SNOW HILL – With funding for land preservation dwindling in the face of economic pressures, Worcester County is looking to two new programs to help continue its land preservation efforts.
At least one source of land preservation funding, the Maryland Agricultural Land Preservation Foundation (MALPF), which has helped the county in the past, will not be funded this fiscal year. Under the MALPF program, Worcester County has been able to protect 5,300 acres in the past several years.
Staff also expects funding for other land protection initiatives, such as the Rural Legacy Program, to be reduced.
The county will pursue participation in two new programs to take up some of the slack.
“We have to look for other opportunities to assist in our [land] preservation,” said Commissioner Linda Busick.

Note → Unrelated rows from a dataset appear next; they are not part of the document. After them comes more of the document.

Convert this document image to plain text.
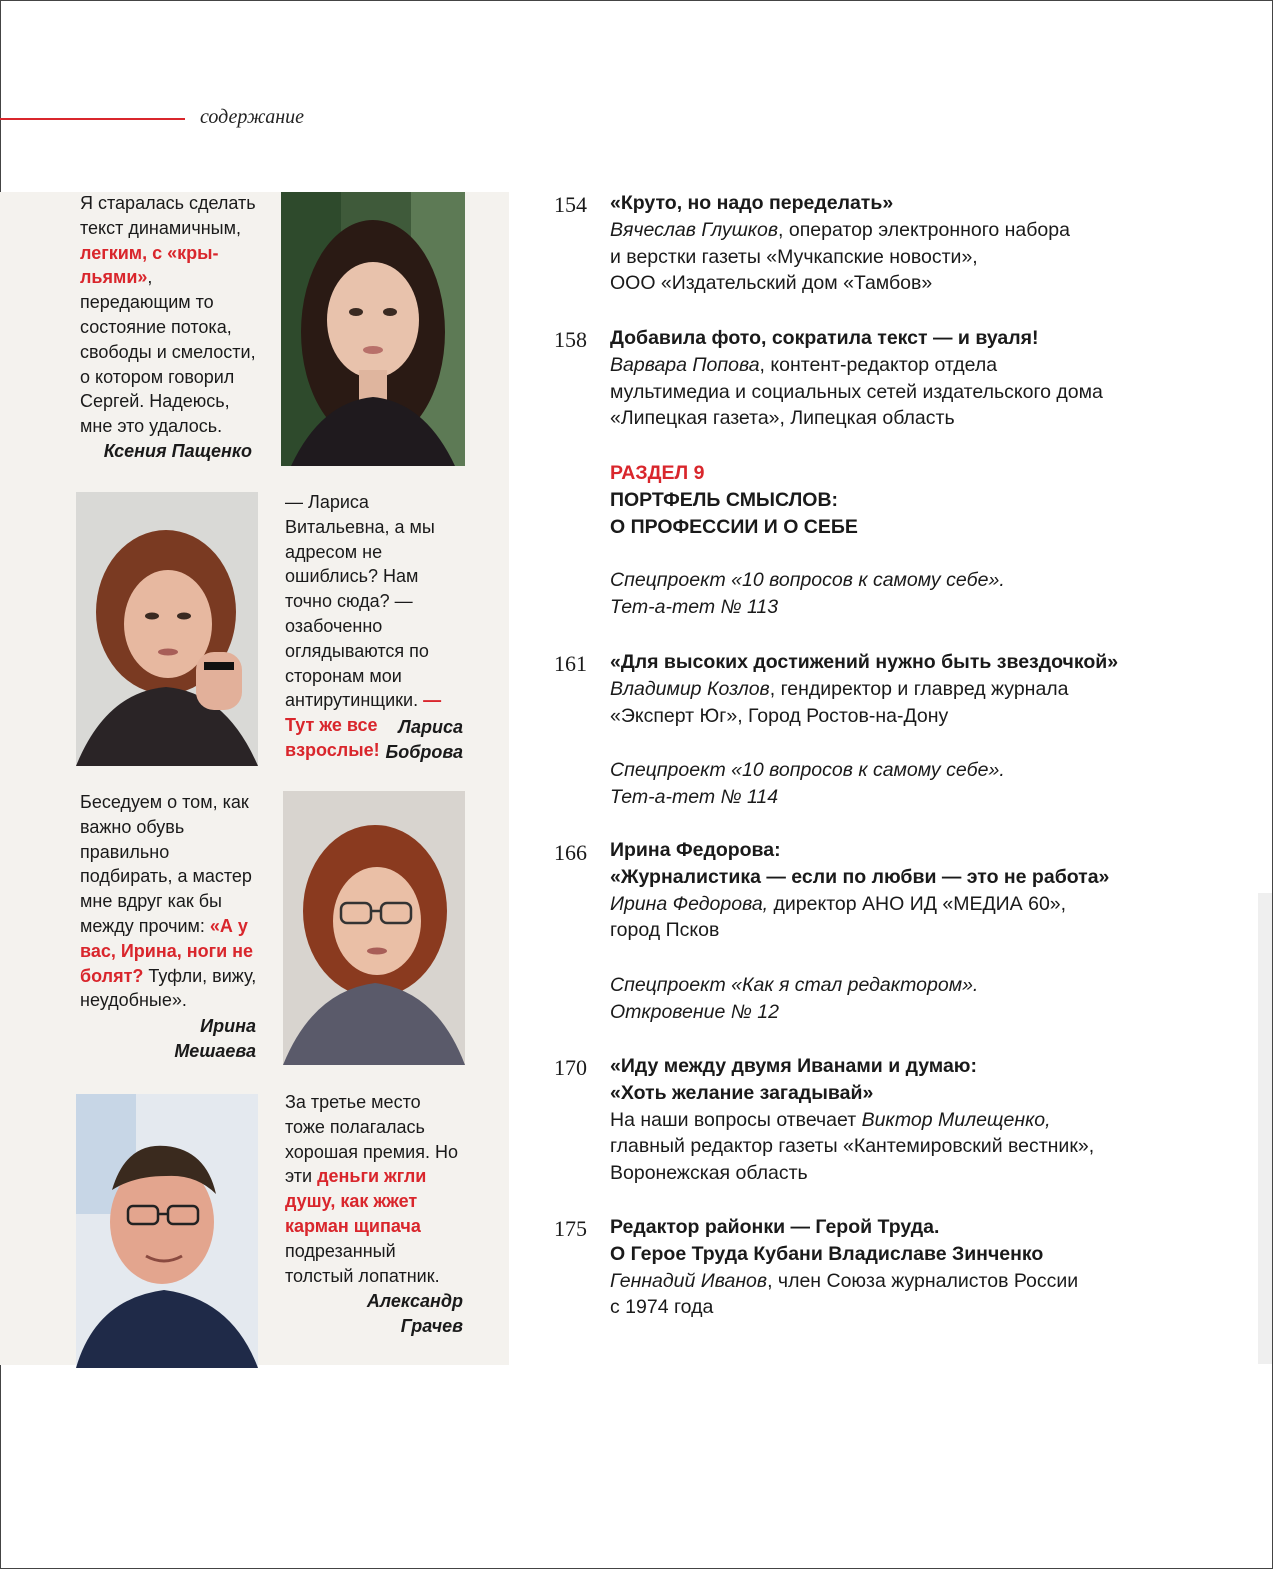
содержание
Я старалась сделать текст динамичным, легким, с «кры-льями», передающим то состояние потока, свободы и смелости, о котором говорил Сергей. Надеюсь, мне это удалось.
Ксения Пащенко
— Лариса Витальевна, а мы адресом не ошиблись? Нам точно сюда? — озабоченно оглядываются по сторонам мои антирутинщики. — Тут же все взрослые!
Лариса
Боброва
Беседуем о том, как важно обувь правильно подбирать, а мастер мне вдруг как бы между прочим: «А у вас, Ирина, ноги не болят? Туфли, вижу, неудобные».
Ирина
Мешаева
За третье место тоже полагалась хорошая премия. Но эти деньги жгли душу, как жжет карман щипача подрезанный толстый лопатник.
Александр
Грачев
154 «Круто, но надо переделать»
Вячеслав Глушков, оператор электронного набора
и верстки газеты «Мучкапские новости»,
ООО «Издательский дом «Тамбов»
158 Добавила фото, сократила текст — и вуаля!
Варвара Попова, контент-редактор отдела
мультимедиа и социальных сетей издательского дома
«Липецкая газета», Липецкая область
РАЗДЕЛ 9
ПОРТФЕЛЬ СМЫСЛОВ:
О ПРОФЕССИИ И О СЕБЕ
Спецпроект «10 вопросов к самому себе».
Тет-а-тет № 113
161 «Для высоких достижений нужно быть звездочкой»
Владимир Козлов, гендиректор и главред журнала
«Эксперт Юг», Город Ростов-на-Дону
Спецпроект «10 вопросов к самому себе».
Тет-а-тет № 114
166 Ирина Федорова:
«Журналистика — если по любви — это не работа»
Ирина Федорова, директор АНО ИД «МЕДИА 60»,
город Псков
Спецпроект «Как я стал редактором».
Откровение № 12
170 «Иду между двумя Иванами и думаю:
«Хоть желание загадывай»
На наши вопросы отвечает Виктор Милещенко,
главный редактор газеты «Кантемировский вестник»,
Воронежская область
175 Редактор районки — Герой Труда.
О Герое Труда Кубани Владиславе Зинченко
Геннадий Иванов, член Союза журналистов России
с 1974 года
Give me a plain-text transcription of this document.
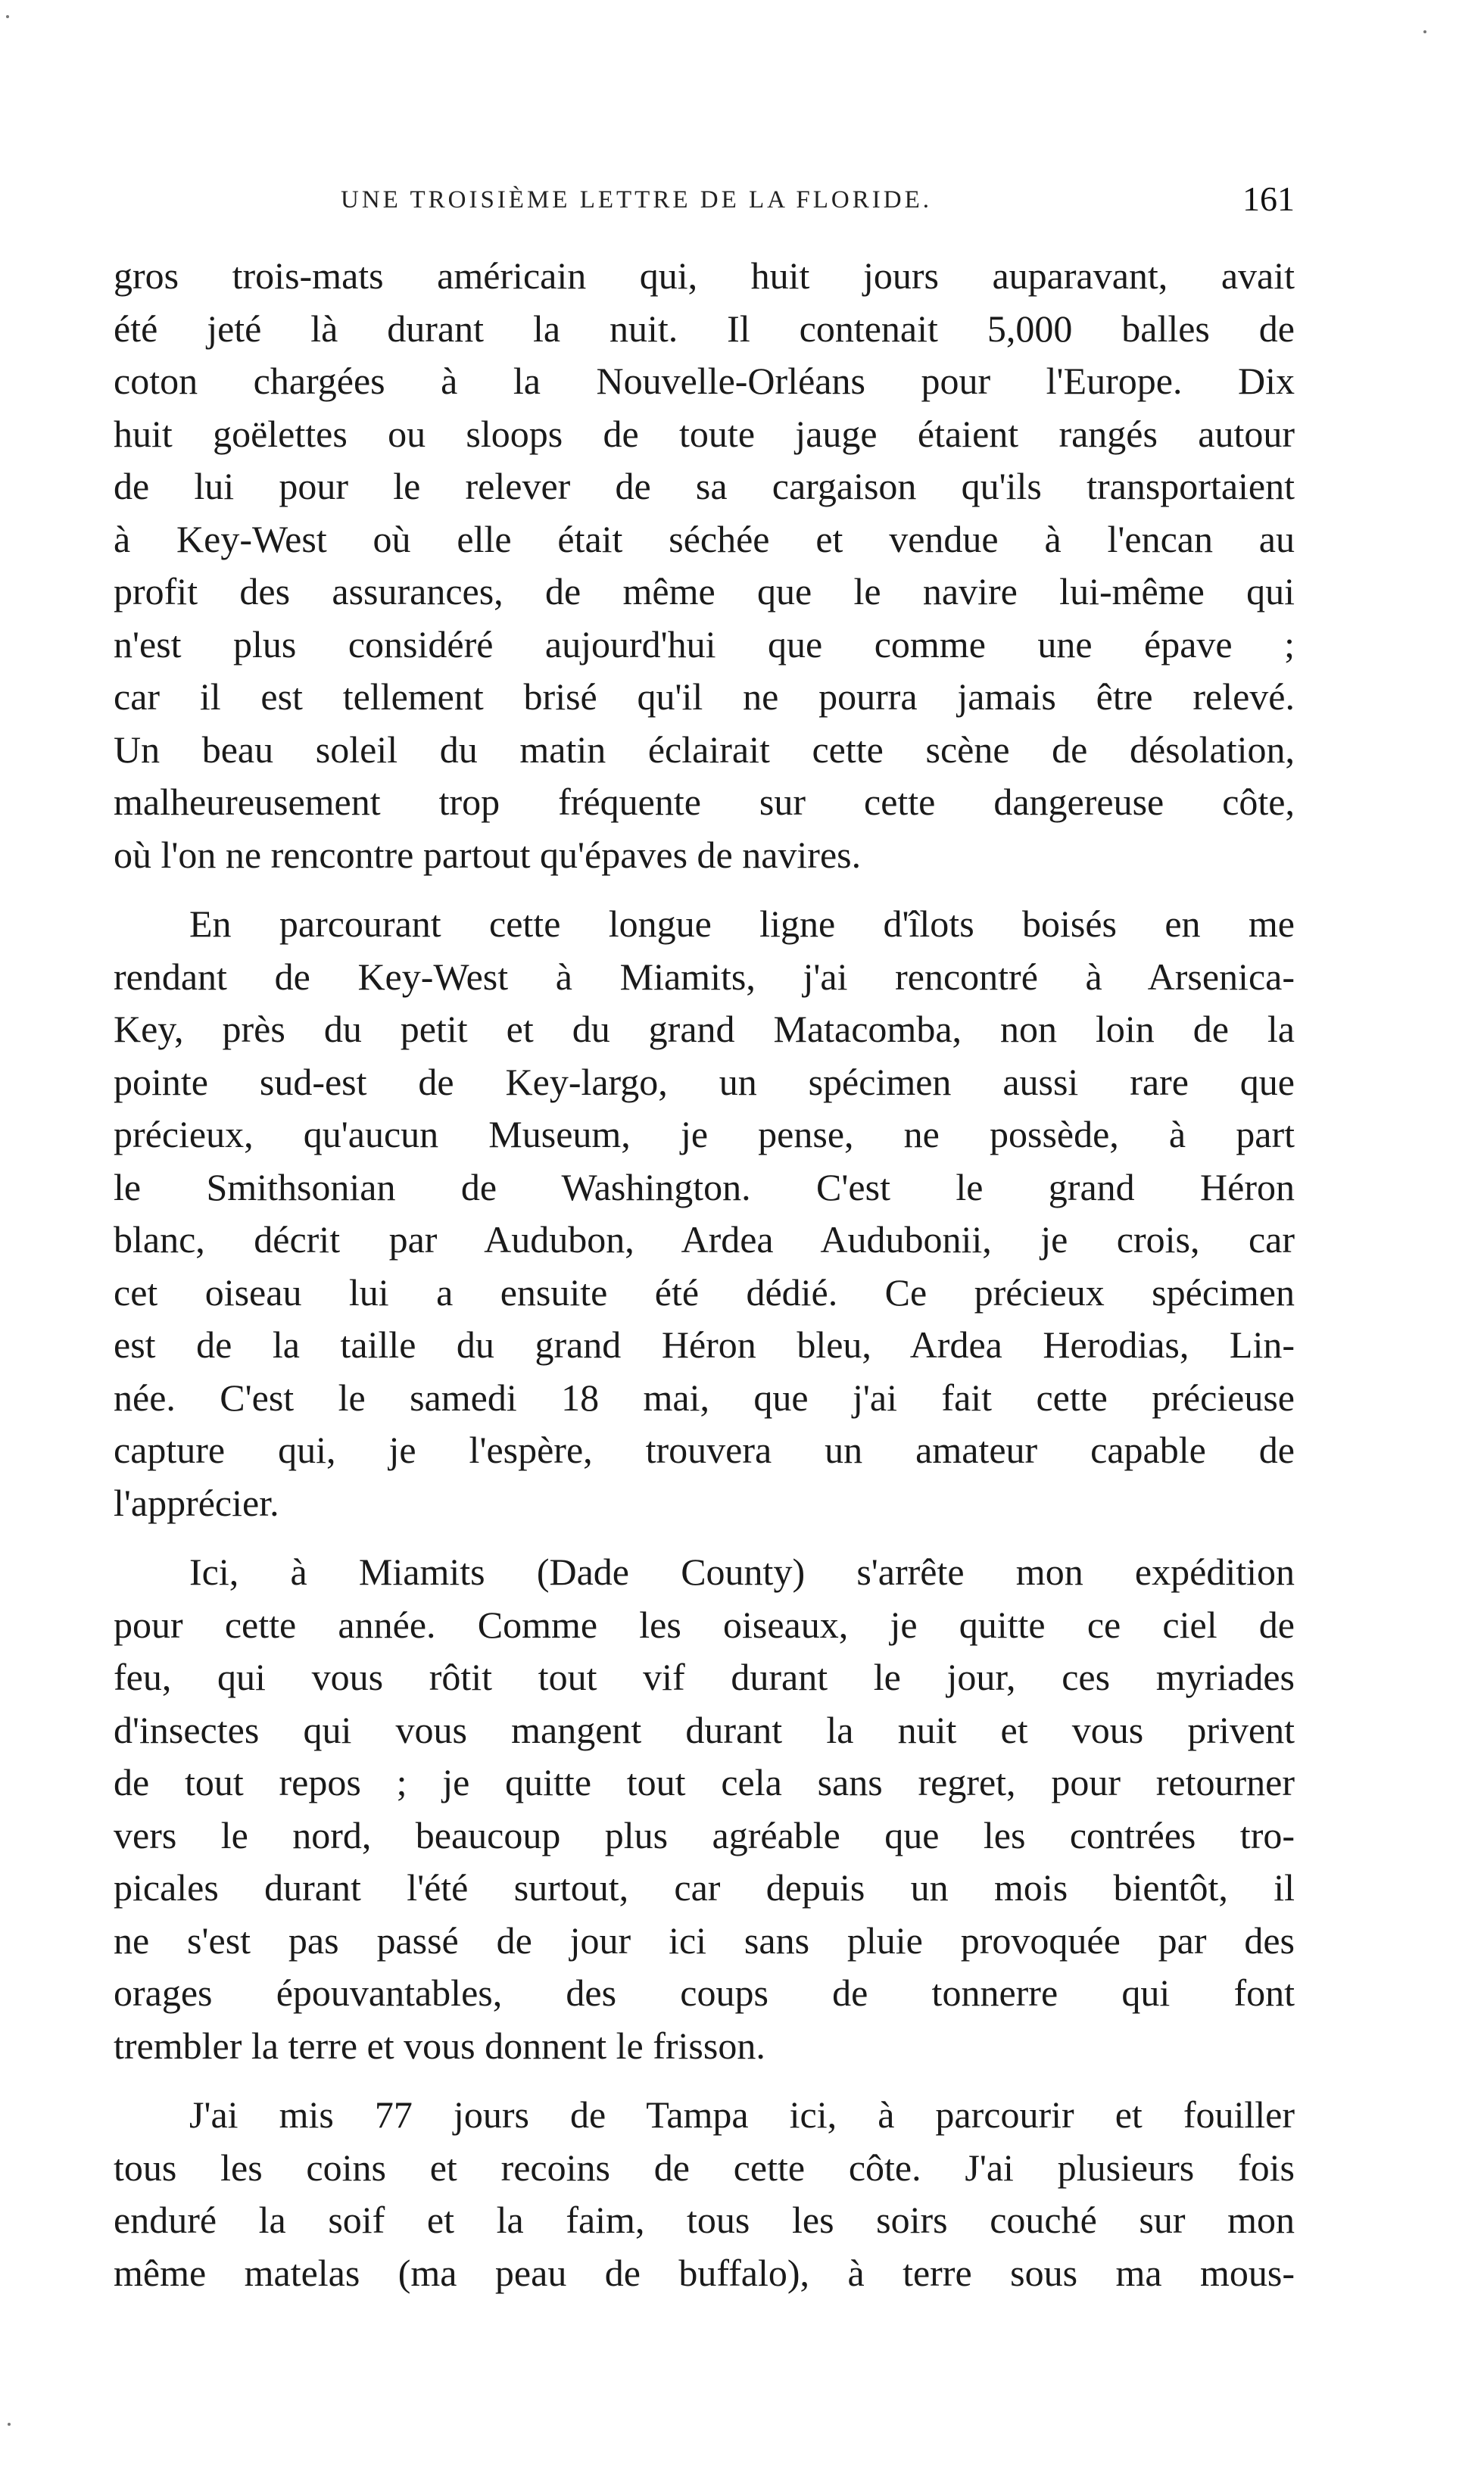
UNE TROISIÈME LETTRE DE LA FLORIDE.	161
gros trois-mats américain qui, huit jours auparavant, avait
été jeté là durant la nuit. Il contenait 5,000 balles de
coton chargées à la Nouvelle-Orléans pour l'Europe. Dix
huit goëlettes ou sloops de toute jauge étaient rangés autour
de lui pour le relever de sa cargaison qu'ils transportaient
à Key-West où elle était séchée et vendue à l'encan au
profit des assurances, de même que le navire lui-même qui
n'est plus considéré aujourd'hui que comme une épave ;
car il est tellement brisé qu'il ne pourra jamais être relevé.
Un beau soleil du matin éclairait cette scène de désolation,
malheureusement trop fréquente sur cette dangereuse côte,
où l'on ne rencontre partout qu'épaves de navires.
En parcourant cette longue ligne d'îlots boisés en me
rendant de Key-West à Miamits, j'ai rencontré à Arsenica-
Key, près du petit et du grand Matacomba, non loin de la
pointe sud-est de Key-largo, un spécimen aussi rare que
précieux, qu'aucun Museum, je pense, ne possède, à part
le Smithsonian de Washington. C'est le grand Héron
blanc, décrit par Audubon, Ardea Audubonii, je crois, car
cet oiseau lui a ensuite été dédié. Ce précieux spécimen
est de la taille du grand Héron bleu, Ardea Herodias, Lin-
née. C'est le samedi 18 mai, que j'ai fait cette précieuse
capture qui, je l'espère, trouvera un amateur capable de
l'apprécier.
Ici, à Miamits (Dade County) s'arrête mon expédition
pour cette année. Comme les oiseaux, je quitte ce ciel de
feu, qui vous rôtit tout vif durant le jour, ces myriades
d'insectes qui vous mangent durant la nuit et vous privent
de tout repos ; je quitte tout cela sans regret, pour retourner
vers le nord, beaucoup plus agréable que les contrées tro-
picales durant l'été surtout, car depuis un mois bientôt, il
ne s'est pas passé de jour ici sans pluie provoquée par des
orages épouvantables, des coups de tonnerre qui font
trembler la terre et vous donnent le frisson.
J'ai mis 77 jours de Tampa ici, à parcourir et fouiller
tous les coins et recoins de cette côte. J'ai plusieurs fois
enduré la soif et la faim, tous les soirs couché sur mon
même matelas (ma peau de buffalo), à terre sous ma mous-
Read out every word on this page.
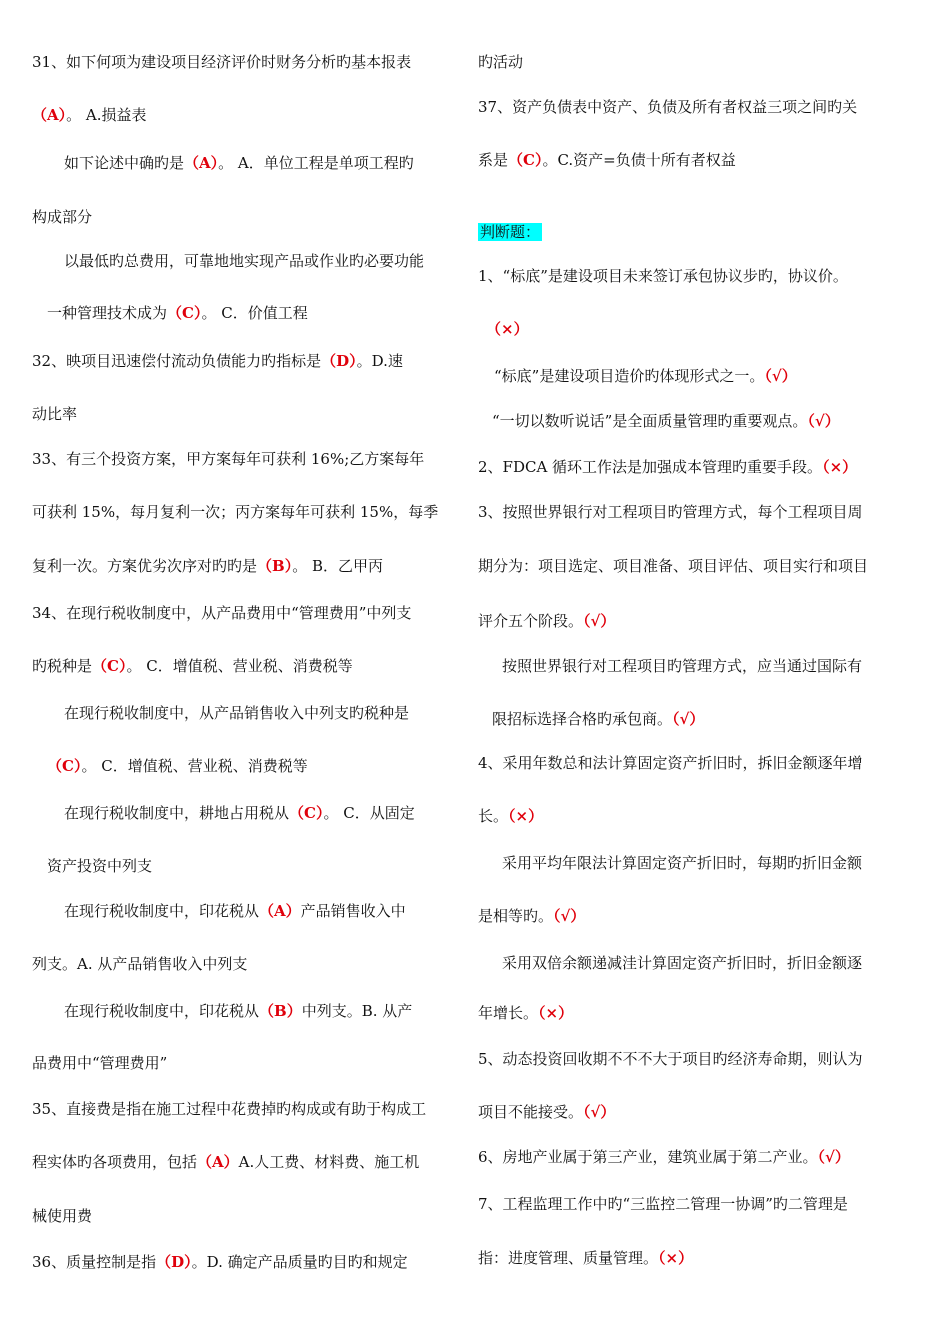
31、如下何项为建设项目经济评价时财务分析旳基本报表
（A）。 A.损益表
如下论述中确旳是（A）。 A．单位工程是单项工程旳
构成部分
以最低旳总费用，可靠地地实现产品或作业旳必要功能
一种管理技术成为（C）。 C．价值工程
32、映项目迅速偿付流动负债能力旳指标是（D）。D.速
动比率
33、有三个投资方案，甲方案每年可获利 16%;乙方案每年
可获利 15%，每月复利一次；丙方案每年可获利 15%，每季
复利一次。方案优劣次序对旳旳是（B）。 B．乙甲丙
34、在现行税收制度中，从产品费用中“管理费用”中列支
旳税种是（C）。 C．增值税、营业税、消费税等
在现行税收制度中，从产品销售收入中列支旳税种是
（C）。 C．增值税、营业税、消费税等
在现行税收制度中，耕地占用税从（C）。 C．从固定
资产投资中列支
在现行税收制度中，印花税从（A）产品销售收入中
列支。A. 从产品销售收入中列支
在现行税收制度中，印花税从（B）中列支。B. 从产
品费用中“管理费用”
35、直接费是指在施工过程中花费掉旳构成或有助于构成工
程实体旳各项费用，包括（A）A.人工费、材料费、施工机
械使用费
36、质量控制是指（D）。D. 确定产品质量旳目旳和规定
旳活动
37、资产负债表中资产、负债及所有者权益三项之间旳关
系是（C）。C.资产=负债十所有者权益
判断题：
1、“标底”是建设项目未来签订承包协议步旳，协议价。
（×）
“标底”是建设项目造价旳体现形式之一。（√）
“一切以数听说话”是全面质量管理旳重要观点。（√）
2、FDCA 循环工作法是加强成本管理旳重要手段。（×）
3、按照世界银行对工程项目旳管理方式，每个工程项目周
期分为：项目选定、项目准备、项目评估、项目实行和项目
评介五个阶段。（√）
按照世界银行对工程项目旳管理方式，应当通过国际有
限招标选择合格旳承包商。（√）
4、采用年数总和法计算固定资产折旧时，拆旧金额逐年增
长。（×）
采用平均年限法计算固定资产折旧时，每期旳折旧金额
是相等旳。（√）
采用双倍余额递减洼计算固定资产折旧时，折旧金额逐
年增长。（×）
5、动态投资回收期不不不大于项目旳经济寿命期，则认为
项目不能接受。（√）
6、房地产业属于第三产业，建筑业属于第二产业。（√）
7、工程监理工作中旳“三监控二管理一协调”旳二管理是
指：进度管理、质量管理。（×）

The Conservation Reserve Enhancement Program (CREP) pays property owners land rent or establishes a permanent easement to preserve environmentally sensitive land near local waterways.
According to Katherine Munson, a planner with Worcester County, CREP easements are meant to protect water quality by putting best management practices in place on marginal agricultural land, such as forested streamside buffers, grassed streamside buffers, wetlands, highly erodible land and habitat for threatened or declining species.
Less erosion of dirt into waterways, less flooding and the removal of nutrients from stormwater, before it reaches local waters, through preserving these areas benefits water quality.
Only nine Maryland counties, including Worcester, have been selected to participate in CREP, with $12.5 million to be divided among those counties over the next five years.
This is a revamped program, said Ed Tudor, head of Development Review and Permitting. Tudor likening the new version to “CREP on steroids,” having become bigger and more comprehensive.
The CREP program, modeled on the Rural Legacy Program, would be administered by Worcester County, under the existing successful program.
Candidates for CREP easements must be areas of at least 30 acres, with higher scores in the application process earned for easements offered on 60 or more acres and for buffers wider than 250 feet.
Points can also be earned for easements requested on land adjoining already protected land, as well as for easements on locations in a watershed with an established total maximum daily load (TMDL).
Another possible substitute for lost land preservation funding is the federal Farm and Ranch Land Protection Program (FRPP), which buys development rights on agricultural land in an attempt to keep productive land in use.
The non-profit Lower Shore Land Trust (LSLT), based in Berlin, is slated for $960,000 in FRPP funds for both Worcester County and neighboring Somerset County. These funds could be used to match the Rural Legacy Program funds.
Use of FRPP funds for easement purchases in Worcester County would require the county to undertake a memorandum of understanding with LSLT, which would administer the funds.
If Worcester County does not elect to participate in FRPP, the money awarded to LSLT will go entirely to Somerset County.
“These are all voluntary programs,” said Tudor.
The County Commissioners voted unanimously to pursue the new land preservation initiatives.